The 2018 ASC Student Supercomputer Challenge (ASC18) has released its competition timeline (official website: http://www.asc-events.org/ASC18/index.php), with a starting date set for January 16, 2018. Making the announcement, the ASC18 organizers also promised that the upcoming competition would include a well-known AI application in one of its challenges, a tantalizing clue to the dozens of entrants from China, America, Europe and around the world who are expected to attend.
The timeline sets January 15, 2018, as the deadline for registration, before which all entrants must submit an application on the ASC website. Each team entering the competition must include one mentor and five undergraduate students, with multiple teams from a single university allowed. Competition will begin with the preliminary round, set to kick off on January 16 and conclude on March 20. Within this timeframe, participating teams must submit their written solutions and application optimization according to ASC requirements. Each entry will be scored by the judging panel. With the top 20 teams advancing to the final round. For five days, from May 5 to May 9, these teams will compete face-to-face for the ASC18 Grand Prix.
But while releasing the ASC18 timeline, the competition’s organizers have yet to reveal several key details, hoping to spark the curiosity of young supercomputing enthusiasts around the world. The organizing committee noted ASC18 will continue with past precedent in cooperating with an ultra-large-scale supercomputer system to serve as the competition platform.
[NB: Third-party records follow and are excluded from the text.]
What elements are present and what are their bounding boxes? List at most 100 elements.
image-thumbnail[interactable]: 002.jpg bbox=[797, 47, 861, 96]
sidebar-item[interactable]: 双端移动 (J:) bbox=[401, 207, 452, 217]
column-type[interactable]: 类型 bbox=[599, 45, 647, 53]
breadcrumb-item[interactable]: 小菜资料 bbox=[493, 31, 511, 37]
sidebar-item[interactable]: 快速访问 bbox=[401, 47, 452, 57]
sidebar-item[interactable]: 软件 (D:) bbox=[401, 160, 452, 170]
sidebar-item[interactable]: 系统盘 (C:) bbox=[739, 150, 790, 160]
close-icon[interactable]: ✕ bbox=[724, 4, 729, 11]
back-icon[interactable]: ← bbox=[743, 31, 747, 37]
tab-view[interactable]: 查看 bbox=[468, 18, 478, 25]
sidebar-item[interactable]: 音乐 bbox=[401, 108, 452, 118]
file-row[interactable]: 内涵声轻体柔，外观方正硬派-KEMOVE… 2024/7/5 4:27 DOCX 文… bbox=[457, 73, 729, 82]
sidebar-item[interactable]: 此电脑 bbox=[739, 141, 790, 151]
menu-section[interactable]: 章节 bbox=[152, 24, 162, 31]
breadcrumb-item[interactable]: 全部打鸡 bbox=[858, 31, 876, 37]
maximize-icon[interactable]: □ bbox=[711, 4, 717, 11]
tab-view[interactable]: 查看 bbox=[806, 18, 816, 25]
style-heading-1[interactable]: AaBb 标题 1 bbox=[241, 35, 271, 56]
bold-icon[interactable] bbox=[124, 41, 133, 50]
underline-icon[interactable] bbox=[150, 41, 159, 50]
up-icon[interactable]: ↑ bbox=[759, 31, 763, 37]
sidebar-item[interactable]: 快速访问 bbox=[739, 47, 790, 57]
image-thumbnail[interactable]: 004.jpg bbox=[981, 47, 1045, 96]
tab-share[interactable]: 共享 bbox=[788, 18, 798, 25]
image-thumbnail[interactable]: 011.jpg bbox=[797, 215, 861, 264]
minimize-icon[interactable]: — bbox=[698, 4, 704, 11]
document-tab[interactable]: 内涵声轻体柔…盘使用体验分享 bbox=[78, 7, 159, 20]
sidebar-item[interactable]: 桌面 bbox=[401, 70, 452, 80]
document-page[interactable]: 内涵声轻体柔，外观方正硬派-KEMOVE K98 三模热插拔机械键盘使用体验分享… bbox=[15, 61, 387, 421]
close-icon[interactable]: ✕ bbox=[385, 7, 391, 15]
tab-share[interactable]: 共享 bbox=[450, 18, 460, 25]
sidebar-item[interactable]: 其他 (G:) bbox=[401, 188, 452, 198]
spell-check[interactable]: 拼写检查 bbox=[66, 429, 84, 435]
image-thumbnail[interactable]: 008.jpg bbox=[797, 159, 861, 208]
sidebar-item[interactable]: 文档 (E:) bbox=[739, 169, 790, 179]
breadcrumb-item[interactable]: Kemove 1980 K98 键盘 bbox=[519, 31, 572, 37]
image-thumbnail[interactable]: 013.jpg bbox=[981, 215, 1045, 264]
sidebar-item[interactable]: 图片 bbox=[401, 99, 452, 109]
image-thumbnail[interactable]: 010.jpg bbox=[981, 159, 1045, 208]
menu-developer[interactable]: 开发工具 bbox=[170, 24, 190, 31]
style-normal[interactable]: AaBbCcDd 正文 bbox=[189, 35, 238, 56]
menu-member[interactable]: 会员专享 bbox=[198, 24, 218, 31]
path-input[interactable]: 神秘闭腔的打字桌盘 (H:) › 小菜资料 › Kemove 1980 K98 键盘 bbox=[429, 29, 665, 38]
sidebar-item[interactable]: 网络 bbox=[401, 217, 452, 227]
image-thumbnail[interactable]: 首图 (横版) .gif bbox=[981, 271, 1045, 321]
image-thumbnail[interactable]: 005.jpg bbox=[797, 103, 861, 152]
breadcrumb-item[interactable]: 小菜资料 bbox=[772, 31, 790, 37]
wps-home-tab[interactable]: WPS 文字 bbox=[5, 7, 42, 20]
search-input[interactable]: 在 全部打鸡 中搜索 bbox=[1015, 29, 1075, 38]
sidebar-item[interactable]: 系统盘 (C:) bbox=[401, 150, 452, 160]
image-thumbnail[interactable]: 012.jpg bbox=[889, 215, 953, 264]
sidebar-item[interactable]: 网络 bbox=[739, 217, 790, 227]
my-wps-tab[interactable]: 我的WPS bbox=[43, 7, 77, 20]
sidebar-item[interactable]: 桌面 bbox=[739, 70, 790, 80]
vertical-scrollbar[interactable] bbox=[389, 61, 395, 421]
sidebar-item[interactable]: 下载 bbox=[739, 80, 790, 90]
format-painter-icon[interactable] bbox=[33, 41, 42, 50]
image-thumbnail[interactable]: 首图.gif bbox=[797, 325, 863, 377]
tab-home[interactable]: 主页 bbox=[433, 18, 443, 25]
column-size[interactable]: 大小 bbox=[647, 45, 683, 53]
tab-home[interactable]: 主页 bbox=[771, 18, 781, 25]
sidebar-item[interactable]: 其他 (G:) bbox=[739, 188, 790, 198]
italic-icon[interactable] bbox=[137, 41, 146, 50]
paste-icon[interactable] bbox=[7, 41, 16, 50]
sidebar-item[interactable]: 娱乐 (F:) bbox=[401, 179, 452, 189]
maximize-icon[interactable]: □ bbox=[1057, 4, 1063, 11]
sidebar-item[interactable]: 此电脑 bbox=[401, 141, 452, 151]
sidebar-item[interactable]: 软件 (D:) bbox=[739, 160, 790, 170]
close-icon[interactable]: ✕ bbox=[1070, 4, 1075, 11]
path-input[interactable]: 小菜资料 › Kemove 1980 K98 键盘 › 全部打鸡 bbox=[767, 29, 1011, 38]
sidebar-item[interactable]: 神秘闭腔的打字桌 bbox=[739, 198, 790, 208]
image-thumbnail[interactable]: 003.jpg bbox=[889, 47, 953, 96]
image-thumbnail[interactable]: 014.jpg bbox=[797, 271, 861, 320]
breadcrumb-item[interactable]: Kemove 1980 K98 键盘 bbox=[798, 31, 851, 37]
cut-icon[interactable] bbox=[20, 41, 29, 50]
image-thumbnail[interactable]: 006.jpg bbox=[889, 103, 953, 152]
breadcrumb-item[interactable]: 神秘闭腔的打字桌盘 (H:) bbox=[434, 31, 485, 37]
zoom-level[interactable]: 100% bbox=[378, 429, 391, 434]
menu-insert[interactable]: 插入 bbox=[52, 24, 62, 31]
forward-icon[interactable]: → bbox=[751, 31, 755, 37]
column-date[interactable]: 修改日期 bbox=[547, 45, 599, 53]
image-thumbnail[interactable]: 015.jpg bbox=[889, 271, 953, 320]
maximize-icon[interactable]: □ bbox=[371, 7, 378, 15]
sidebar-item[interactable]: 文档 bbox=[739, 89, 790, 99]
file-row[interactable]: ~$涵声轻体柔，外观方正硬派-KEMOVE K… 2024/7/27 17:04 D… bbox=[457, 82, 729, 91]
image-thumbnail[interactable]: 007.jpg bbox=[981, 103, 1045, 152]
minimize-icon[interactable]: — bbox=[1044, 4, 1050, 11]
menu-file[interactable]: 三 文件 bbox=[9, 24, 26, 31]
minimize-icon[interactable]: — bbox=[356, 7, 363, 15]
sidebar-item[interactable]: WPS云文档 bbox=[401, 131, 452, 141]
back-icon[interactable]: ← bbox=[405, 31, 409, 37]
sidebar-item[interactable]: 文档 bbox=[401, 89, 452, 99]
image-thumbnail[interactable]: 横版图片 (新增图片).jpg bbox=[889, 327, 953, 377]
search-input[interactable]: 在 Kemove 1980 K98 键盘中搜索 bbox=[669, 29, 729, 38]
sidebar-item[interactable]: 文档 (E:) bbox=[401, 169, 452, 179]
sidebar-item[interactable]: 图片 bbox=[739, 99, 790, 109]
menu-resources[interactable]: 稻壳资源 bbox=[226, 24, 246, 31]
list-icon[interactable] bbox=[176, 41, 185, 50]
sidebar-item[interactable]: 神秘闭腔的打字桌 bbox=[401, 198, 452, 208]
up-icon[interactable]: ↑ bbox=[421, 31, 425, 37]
But no indication was given as to whether this would be the Gordon Bell Prize-winning Sunway TaihuLight featured in last year’s competition or another system altogether. Organizers have likewise not yet revealed the location of the upcoming competition.
Whatever surprises organizers have in store, ASC18 is sure to make waves as it follows past competitions in breaking new ground. The inaugural ASC in 2012 was the first event of its kind to use a world-class supercomputer system as its competition platform, while in 2014 ASC introduced Tianhe II, the world’s fastest supercomputer.
ASC has also given participating teams the chance to engage in major international science projects. In 2015, the competition partnered with SKA, the world’s largest radio telescope project. In 2016, ASC used the Gordon Bell Prize-winning numerical simulation of high-resolution waves to present teams with a challenge relating to driverless vehicles.
With its ever-increasing challenges and unmatched opportunities for participants, the ASC has won praise from numerous leading names in the supercomputing field. “The US’ SC is like a marathon, testing participants’ hard work and perseverance; Germany’s ISC is a sprint, testing innovation and adaptability. China’s ASC is a combination of both,” said OrionX partner and HPCwire correspondent Dan Olds, who has covered all three major supercomputing challenges.
Jack Dongarra, founder of TOP500, a ranking of the world’s most powerful supercomputer systems, and researcher at the Oak Ridge National Laboratory and University of Tennessee, has described ASC as having “by far the most intense competition” of any student supercomputer contests he has witnessed.